Any short-term relief must be linked to 10-year plan, he says

March 28, 2001|By David L. Greene | David L. Greene,SUN NATIONAL STAFF

WASHINGTON - Hoping to reclaim some momentum for his sweeping tax-cut package, President Bush insisted yesterday that any short-term tax relief to come out of Congress be linked to his own 10-year, $1.6 trillion plan.

"Immediate tax relief is good news," Bush said in a speech in Kalamazoo, Mich. "But tax relief that gets yanked away next year is not such good news. Lower rates do not stimulate much economic activity unless people can rely on them for years down the road."

In what aides heralded as a major speech on the state of the economy, Bush continued to offer a generally gloomy portrait, pointing to slowed growth and a steady decline in the stock markets. This time, though, he also sketched a rosy long-term outlook, likening the economy to a long-distance runner - "somewhat winded, but fundamentally strong."

The president and his advisers have been forced to intensify and fine-tune their selling of the tax plan. Opinion surveys indicate public concern that Bush might have contributed to anxieties about the economy and the financial markets by expressing his own alarm in recent months.

"It's the president's job to look for warnings of economic trouble ahead and to heed them," Bush said in response yesterday. But sounding somewhat more upbeat about the future, he also said: "This is an economy that has done amazing things. And it's on the verge of even greater accomplishments and achievements."

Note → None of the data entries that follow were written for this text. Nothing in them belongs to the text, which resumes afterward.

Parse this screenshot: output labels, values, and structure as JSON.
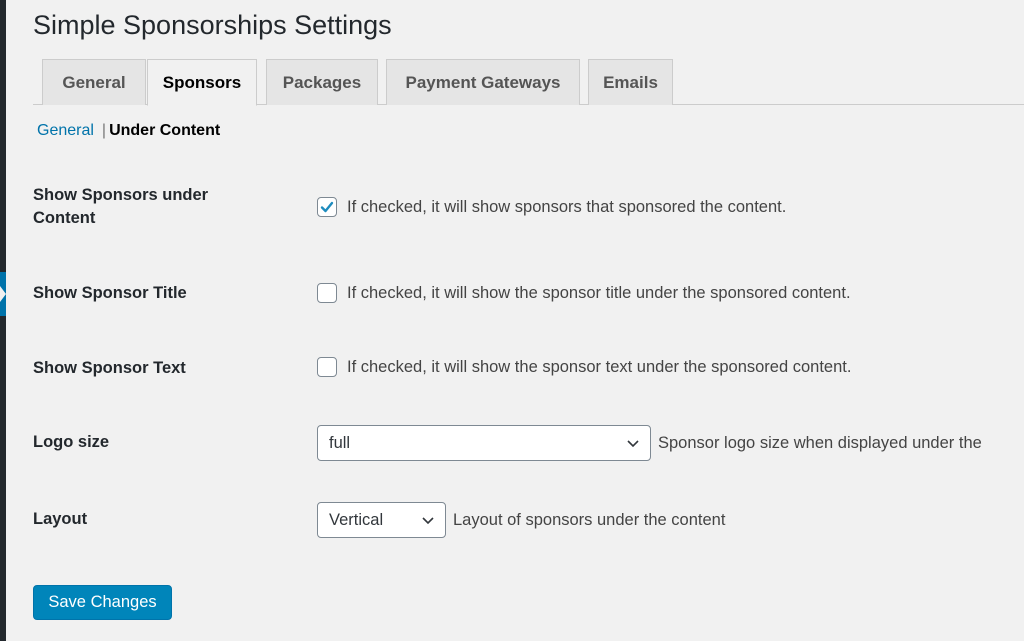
{
  "page": {
    "title": "Simple Sponsorships Settings"
  },
  "tabs": [
    {
      "label": "General",
      "active": false
    },
    {
      "label": "Sponsors",
      "active": true
    },
    {
      "label": "Packages",
      "active": false
    },
    {
      "label": "Payment Gateways",
      "active": false
    },
    {
      "label": "Emails",
      "active": false
    }
  ],
  "subnav": {
    "link": "General",
    "separator": "|",
    "current": "Under Content"
  },
  "settings": {
    "show_sponsors": {
      "label": "Show Sponsors under Content",
      "checked": true,
      "description": "If checked, it will show sponsors that sponsored the content."
    },
    "show_title": {
      "label": "Show Sponsor Title",
      "checked": false,
      "description": "If checked, it will show the sponsor title under the sponsored content."
    },
    "show_text": {
      "label": "Show Sponsor Text",
      "checked": false,
      "description": "If checked, it will show the sponsor text under the sponsored content."
    },
    "logo_size": {
      "label": "Logo size",
      "value": "full",
      "description": "Sponsor logo size when displayed under the"
    },
    "layout": {
      "label": "Layout",
      "value": "Vertical",
      "description": "Layout of sponsors under the content"
    }
  },
  "actions": {
    "save_label": "Save Changes"
  },
  "colors": {
    "accent": "#0073aa",
    "button": "#0085ba",
    "background": "#f1f1f1",
    "sidebar": "#23282d"
  }
}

Adding to the pressure on the White House's tax plan, congressional Democrats have moved to try to outflank Bush and capitalize on the public's worries about the economy. Senate Democrats unveiled their plan yesterday for a one-time $60 billion rebate that would give all taxpayers a $300 refund this year. The plan is intended to revitalize the economy as quickly as possible.

Taking to salesmanship in recent days, the White House has stressed that it is open to some tax relief immediately. But Bush has argued that any such measure should be part of his overall $1.6 trillion package. Otherwise, White House officials fear, Congress could pass short-term tax relief this year and then simply ignore Bush's plan for across-the-board cuts in tax rates for later years.

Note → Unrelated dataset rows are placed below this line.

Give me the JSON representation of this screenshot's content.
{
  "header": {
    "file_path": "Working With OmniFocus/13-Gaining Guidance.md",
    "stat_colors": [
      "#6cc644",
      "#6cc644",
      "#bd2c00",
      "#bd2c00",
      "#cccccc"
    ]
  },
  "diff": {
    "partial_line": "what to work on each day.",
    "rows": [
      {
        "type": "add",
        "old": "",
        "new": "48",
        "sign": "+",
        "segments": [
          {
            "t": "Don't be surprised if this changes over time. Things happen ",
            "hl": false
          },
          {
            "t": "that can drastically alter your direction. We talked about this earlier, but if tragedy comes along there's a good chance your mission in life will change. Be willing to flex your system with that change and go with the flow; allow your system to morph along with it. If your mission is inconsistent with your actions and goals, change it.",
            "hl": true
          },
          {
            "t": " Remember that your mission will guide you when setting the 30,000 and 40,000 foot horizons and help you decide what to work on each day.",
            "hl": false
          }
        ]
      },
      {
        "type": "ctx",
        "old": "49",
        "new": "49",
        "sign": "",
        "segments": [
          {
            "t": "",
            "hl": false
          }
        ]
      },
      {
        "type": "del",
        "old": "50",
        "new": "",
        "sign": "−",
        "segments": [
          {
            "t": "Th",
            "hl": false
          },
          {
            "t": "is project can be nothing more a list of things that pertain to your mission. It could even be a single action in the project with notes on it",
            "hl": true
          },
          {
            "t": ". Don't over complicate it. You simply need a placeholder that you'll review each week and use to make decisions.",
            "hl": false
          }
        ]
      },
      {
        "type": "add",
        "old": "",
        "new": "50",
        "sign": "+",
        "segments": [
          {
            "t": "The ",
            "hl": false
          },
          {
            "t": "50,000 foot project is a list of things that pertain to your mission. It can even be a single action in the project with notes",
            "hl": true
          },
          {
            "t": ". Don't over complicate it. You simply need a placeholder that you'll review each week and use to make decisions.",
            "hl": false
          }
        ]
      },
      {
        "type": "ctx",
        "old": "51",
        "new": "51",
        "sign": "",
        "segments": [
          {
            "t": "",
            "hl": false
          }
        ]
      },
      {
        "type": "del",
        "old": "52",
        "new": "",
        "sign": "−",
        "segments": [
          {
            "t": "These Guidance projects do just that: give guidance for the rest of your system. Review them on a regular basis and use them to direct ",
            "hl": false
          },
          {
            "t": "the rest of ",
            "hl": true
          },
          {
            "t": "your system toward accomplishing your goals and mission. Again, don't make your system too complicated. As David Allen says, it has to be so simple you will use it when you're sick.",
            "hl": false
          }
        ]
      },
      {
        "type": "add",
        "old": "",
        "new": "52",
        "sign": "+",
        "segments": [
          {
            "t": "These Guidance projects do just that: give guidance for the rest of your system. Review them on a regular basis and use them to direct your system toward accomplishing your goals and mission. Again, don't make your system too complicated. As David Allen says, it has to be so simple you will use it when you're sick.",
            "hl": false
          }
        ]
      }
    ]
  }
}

Bush has worked hard to protect his tax-cut package - the centerpiece of his domestic agenda - which he calls crucial to America's long-term economic health. Democrats and some moderate Republicans consider it too expensive, while some conservatives are pushing for it to be larger.

In trying to keep the cost of the Bush plan intact while still providing immediate tax relief, the administration has floated the possibility of delaying the repeal of the estate tax - which represents nearly 20 percent of the cost of Bush's tax cut - by a year or two.

But this week, a study by the bipartisan congressional Joint Committee on Taxation raised new concern about the price of Bush's package. The study, requested by Rep. Charles B. Rangel of New York, the senior Democrat on the House Ways and Means Committee, found that a repeal of the estate tax would cost hundreds of billions of dollars more than previously estimated. Some Republicans disputed that conclusion.

Any delay in ending the estate tax could irritate conservatives, who have long complained that it punishes heirs who are forced to sell assets to pay what critics say amounts to double taxation.

"There will be a lot of people upset by this," said Bill Beach, senior economist at the conservative Heritage Foundation.

"If you're 80 years old and were hoping to hold out," he said, "this would hurt your expectations."

Beach did applaud the White House for changing its tone in the past several days and for beginning to promote the long-term benefits of its tax-cut plan. He said the administration's previous strategy of painting the 10-year tax cut as a way to provide immediate stimulation for a sagging economy left it vulnerable to opponents who could call for a one-time rebate to give consumers more spending cash, as Democrats did yesterday.

The White House dispatched Treasury Secretary Paul H. O'Neill yesterday to make the case that high tax rates impede economic growth by stifling business expansion and by punishing employees who want to work more hours and earn more money.

"The president's tax-relief package structurally reforms a tax code that is taking too much from working America and placing a drag on our economy," O'Neill said in a speech to the National Association of Business Economists.

With some senators in both parties calling for a tax-cut plan that includes "triggers" - meaning tax cuts would take effect only if budget surpluses materialized over the next decade as projected - Bush also signaled a willingness to consider such an option for the first time last week.